Self-supervised Monocular Depth Estimation on Water Scenes via Specular Reflection Prior
Zhengyang Lu, Ying Chen
TL;DR
This work tackles monocular depth estimation in water scenes by exploiting intra-frame priors from specular reflections to reformulate depth estimation as multi-view synthesis within a single image. It introduces a two-stage framework combining water surface segmentation with self-supervised depth estimation guided by a photometric re-projection loss augmented with PASSIM, plus a plane-depth complement that leverages real/virtual camera poses. A new Water Reflection Scene (WRS) dataset rendered in Unreal Engine 4 supports training and evaluation, and extensive experiments show substantial improvements over prior self-supervised methods, particularly on reflective water regions, while remaining efficient in model size. The approach expands the applicability of self-supervised depth estimation to reflective scenes and opens avenues for leveraging unlabelled web data, though it relies on clear specular reflections and accurate plane-depth reasoning for water surfaces.
Abstract
Monocular depth estimation from a single image is an ill-posed problem for computer vision due to insufficient reliable cues as the prior knowledge.
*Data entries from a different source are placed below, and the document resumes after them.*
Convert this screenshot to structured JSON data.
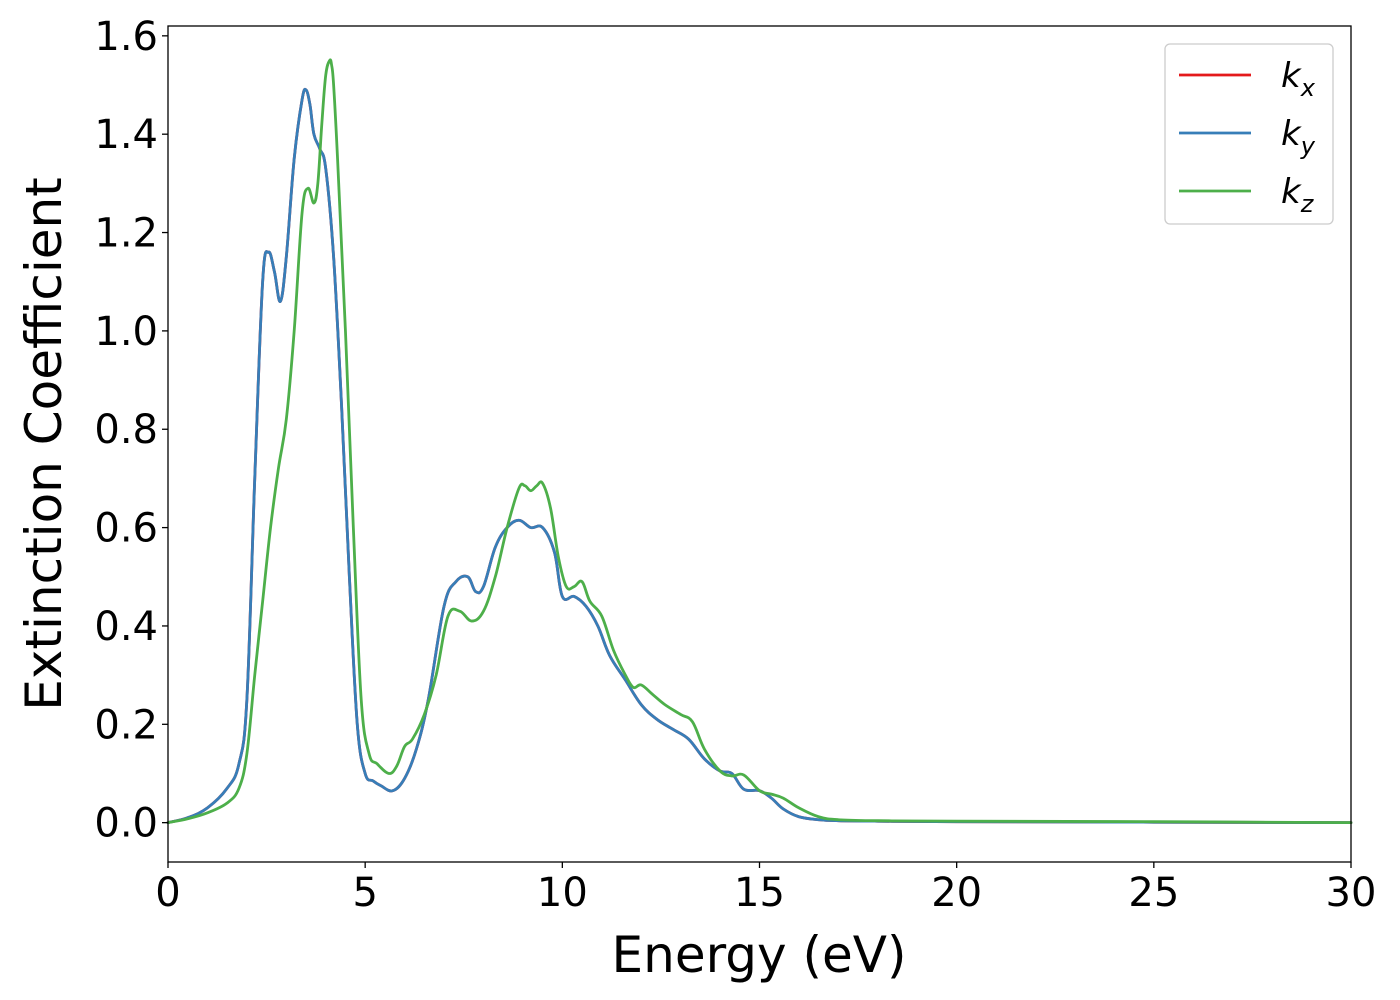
{
  "chart_data": {
    "type": "line",
    "title": "",
    "xlabel": "Energy (eV)",
    "ylabel": "Extinction Coefficient",
    "xlim": [
      0,
      30
    ],
    "ylim": [
      -0.08,
      1.62
    ],
    "xticks": [
      0,
      5,
      10,
      15,
      20,
      25,
      30
    ],
    "xtick_labels": [
      "0",
      "5",
      "10",
      "15",
      "20",
      "25",
      "30"
    ],
    "yticks": [
      0.0,
      0.2,
      0.4,
      0.6,
      0.8,
      1.0,
      1.2,
      1.4,
      1.6
    ],
    "ytick_labels": [
      "0.0",
      "0.2",
      "0.4",
      "0.6",
      "0.8",
      "1.0",
      "1.2",
      "1.4",
      "1.6"
    ],
    "grid": false,
    "legend_position": "top-right",
    "series": [
      {
        "name": "k_x",
        "legend_base": "k",
        "legend_sub": "x",
        "color": "#e41a1c",
        "x": [
          0,
          0.5,
          1,
          1.5,
          1.8,
          2,
          2.2,
          2.4,
          2.55,
          2.7,
          2.85,
          3,
          3.2,
          3.4,
          3.5,
          3.6,
          3.7,
          3.85,
          4,
          4.2,
          4.4,
          4.6,
          4.8,
          5,
          5.2,
          5.4,
          5.7,
          6,
          6.3,
          6.6,
          7,
          7.3,
          7.6,
          7.8,
          8,
          8.3,
          8.6,
          8.9,
          9.2,
          9.5,
          9.8,
          10,
          10.3,
          10.6,
          10.9,
          11.2,
          11.6,
          12,
          12.4,
          12.8,
          13.2,
          13.6,
          14,
          14.3,
          14.6,
          15,
          15.3,
          15.6,
          16,
          16.5,
          17,
          18,
          20,
          25,
          30
        ],
        "y": [
          0,
          0.01,
          0.03,
          0.07,
          0.12,
          0.25,
          0.7,
          1.1,
          1.16,
          1.12,
          1.06,
          1.15,
          1.35,
          1.47,
          1.49,
          1.46,
          1.4,
          1.37,
          1.33,
          1.15,
          0.85,
          0.5,
          0.2,
          0.1,
          0.085,
          0.075,
          0.065,
          0.09,
          0.15,
          0.25,
          0.44,
          0.49,
          0.5,
          0.47,
          0.48,
          0.56,
          0.6,
          0.615,
          0.6,
          0.6,
          0.55,
          0.46,
          0.46,
          0.44,
          0.4,
          0.34,
          0.29,
          0.24,
          0.21,
          0.19,
          0.17,
          0.13,
          0.105,
          0.1,
          0.068,
          0.065,
          0.05,
          0.028,
          0.012,
          0.006,
          0.004,
          0.003,
          0.002,
          0.001,
          0
        ]
      },
      {
        "name": "k_y",
        "legend_base": "k",
        "legend_sub": "y",
        "color": "#377eb8",
        "x": [
          0,
          0.5,
          1,
          1.5,
          1.8,
          2,
          2.2,
          2.4,
          2.55,
          2.7,
          2.85,
          3,
          3.2,
          3.4,
          3.5,
          3.6,
          3.7,
          3.85,
          4,
          4.2,
          4.4,
          4.6,
          4.8,
          5,
          5.2,
          5.4,
          5.7,
          6,
          6.3,
          6.6,
          7,
          7.3,
          7.6,
          7.8,
          8,
          8.3,
          8.6,
          8.9,
          9.2,
          9.5,
          9.8,
          10,
          10.3,
          10.6,
          10.9,
          11.2,
          11.6,
          12,
          12.4,
          12.8,
          13.2,
          13.6,
          14,
          14.3,
          14.6,
          15,
          15.3,
          15.6,
          16,
          16.5,
          17,
          18,
          20,
          25,
          30
        ],
        "y": [
          0,
          0.01,
          0.03,
          0.07,
          0.12,
          0.25,
          0.7,
          1.1,
          1.16,
          1.12,
          1.06,
          1.15,
          1.35,
          1.47,
          1.49,
          1.46,
          1.4,
          1.37,
          1.33,
          1.15,
          0.85,
          0.5,
          0.2,
          0.1,
          0.085,
          0.075,
          0.065,
          0.09,
          0.15,
          0.25,
          0.44,
          0.49,
          0.5,
          0.47,
          0.48,
          0.56,
          0.6,
          0.615,
          0.6,
          0.6,
          0.55,
          0.46,
          0.46,
          0.44,
          0.4,
          0.34,
          0.29,
          0.24,
          0.21,
          0.19,
          0.17,
          0.13,
          0.105,
          0.1,
          0.068,
          0.065,
          0.05,
          0.028,
          0.012,
          0.006,
          0.004,
          0.003,
          0.002,
          0.001,
          0
        ]
      },
      {
        "name": "k_z",
        "legend_base": "k",
        "legend_sub": "z",
        "color": "#4daf4a",
        "x": [
          0,
          0.5,
          1,
          1.5,
          1.8,
          2,
          2.2,
          2.4,
          2.6,
          2.8,
          3,
          3.2,
          3.4,
          3.55,
          3.7,
          3.8,
          3.9,
          4,
          4.1,
          4.15,
          4.2,
          4.3,
          4.5,
          4.7,
          4.9,
          5.1,
          5.3,
          5.6,
          5.8,
          6,
          6.2,
          6.5,
          6.8,
          7.1,
          7.4,
          7.7,
          8,
          8.3,
          8.6,
          8.9,
          9.05,
          9.2,
          9.35,
          9.5,
          9.7,
          9.9,
          10.1,
          10.3,
          10.5,
          10.7,
          11,
          11.3,
          11.6,
          11.8,
          12,
          12.3,
          12.6,
          13,
          13.3,
          13.6,
          14,
          14.3,
          14.6,
          15,
          15.3,
          15.6,
          16,
          16.5,
          17,
          18,
          20,
          25,
          30
        ],
        "y": [
          0,
          0.008,
          0.02,
          0.04,
          0.07,
          0.14,
          0.3,
          0.45,
          0.6,
          0.72,
          0.82,
          1.0,
          1.24,
          1.29,
          1.26,
          1.3,
          1.42,
          1.52,
          1.55,
          1.54,
          1.5,
          1.35,
          1.0,
          0.6,
          0.25,
          0.14,
          0.12,
          0.1,
          0.115,
          0.155,
          0.17,
          0.22,
          0.3,
          0.42,
          0.43,
          0.41,
          0.43,
          0.5,
          0.6,
          0.68,
          0.685,
          0.675,
          0.685,
          0.69,
          0.64,
          0.54,
          0.48,
          0.48,
          0.49,
          0.45,
          0.42,
          0.35,
          0.3,
          0.275,
          0.28,
          0.26,
          0.24,
          0.22,
          0.205,
          0.15,
          0.105,
          0.095,
          0.097,
          0.065,
          0.058,
          0.05,
          0.03,
          0.012,
          0.006,
          0.004,
          0.003,
          0.002,
          0
        ]
      }
    ]
  }
}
Besides the inter-frame supervision, namely stereo and adjacent frames, extensive prior information is available in the same frame. Reflections from specular surfaces, informative intra-frame priors, enable us to reformulate the ill-posed depth estimation task as a multi-view synthesis. This paper proposes the first self-supervision for deep-learning depth estimation on water scenes via intra-frame priors, known as reflection supervision and geometrical constraints. In the first stage, a water segmentation network is performed to separate the reflection components from the entire image. Next, we construct a self-supervised framework to predict the target appearance from reflections, perceived as other perspectives. The photometric re-projection error, incorporating SmoothL1 and a novel photometric adaptive SSIM, is formulated to optimize pose and depth estimation by aligning the transformed virtual depths and source ones. As a supplement, the water surface is determined from real and virtual camera positions, which complement the depth of the water area. Furthermore, to alleviate these laborious ground truth annotations, we introduce a large-scale water reflection scene (WRS) dataset rendered from Unreal Engine 4. Extensive experiments on the WRS dataset prove the feasibility of the proposed method compared to state-of-the-art depth estimation techniques.